Okung also said that it’s not good enough.
“The NFL continues a disingenuous approach to player grievances, refusing to match the urgency of this movement. Their proposal is woefully inadequate… Don’t believe the hype. I encourage players to continue to exercise their constitutional rights,” he tweeted.
“I think what is a disservice is that my name gets thrown around in talks about the coalition like I’m the only player involved,” Jenkins said in response, according to the Philly Inquirer. “I think it’s a discredit to all the guys who have put in time and effort and work into this.”
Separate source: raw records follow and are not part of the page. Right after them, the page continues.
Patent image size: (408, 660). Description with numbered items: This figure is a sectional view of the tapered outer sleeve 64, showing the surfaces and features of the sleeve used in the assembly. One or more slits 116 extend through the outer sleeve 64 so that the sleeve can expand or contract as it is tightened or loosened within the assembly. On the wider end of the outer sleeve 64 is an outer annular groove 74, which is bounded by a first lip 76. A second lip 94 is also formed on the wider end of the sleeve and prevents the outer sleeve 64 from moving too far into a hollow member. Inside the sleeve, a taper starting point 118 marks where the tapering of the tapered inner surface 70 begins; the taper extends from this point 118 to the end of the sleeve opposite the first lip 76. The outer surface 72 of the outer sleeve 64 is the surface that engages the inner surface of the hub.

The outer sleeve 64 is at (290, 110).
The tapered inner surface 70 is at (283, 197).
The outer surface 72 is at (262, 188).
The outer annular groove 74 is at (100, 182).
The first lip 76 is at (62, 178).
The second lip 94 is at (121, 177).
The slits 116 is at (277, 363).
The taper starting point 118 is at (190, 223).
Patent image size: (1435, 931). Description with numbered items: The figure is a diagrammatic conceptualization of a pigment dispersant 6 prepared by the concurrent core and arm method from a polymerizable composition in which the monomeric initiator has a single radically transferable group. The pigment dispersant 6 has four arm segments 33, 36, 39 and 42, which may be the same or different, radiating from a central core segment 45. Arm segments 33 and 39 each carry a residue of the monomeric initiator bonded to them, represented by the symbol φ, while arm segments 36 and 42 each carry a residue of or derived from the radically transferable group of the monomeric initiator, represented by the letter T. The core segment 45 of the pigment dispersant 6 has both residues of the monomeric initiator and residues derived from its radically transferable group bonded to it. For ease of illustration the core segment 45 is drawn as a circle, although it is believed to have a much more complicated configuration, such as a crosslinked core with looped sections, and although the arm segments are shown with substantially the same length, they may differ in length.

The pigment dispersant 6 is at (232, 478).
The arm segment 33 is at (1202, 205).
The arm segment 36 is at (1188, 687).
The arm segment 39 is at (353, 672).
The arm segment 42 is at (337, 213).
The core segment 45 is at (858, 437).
He also disputed Reid’s claim.
“It’s all personal,” Jenkins said of his anthem protest, according to NJ Advance. “Nothing that we’ve done with the league mandates anyone to stand or end their demonstrations. This is a personal decision, solely on me. I do think that the goal was to come up with something that guys feel comfortable moving on from the protests. Nothing mandates anything.”
The NFL sent out a statement saying the social justice initiative “will supplement, not replace” other charitable efforts.
The league sent out a memo to all 32 teams on Friday, saying it would work with players, teams, and groups.
“Social justice may mean different things to different people and organizations,” Anna Isaacson, the NFL’s senior vice president of social responsibility, wrote. “The NFL’s work will encompass programs and initiatives that reduce barriers to opportunity, with a priority on supporting improvements in education, community/police relations and our criminal justice system. Additional focus areas include poverty, racial equality and workforce development.”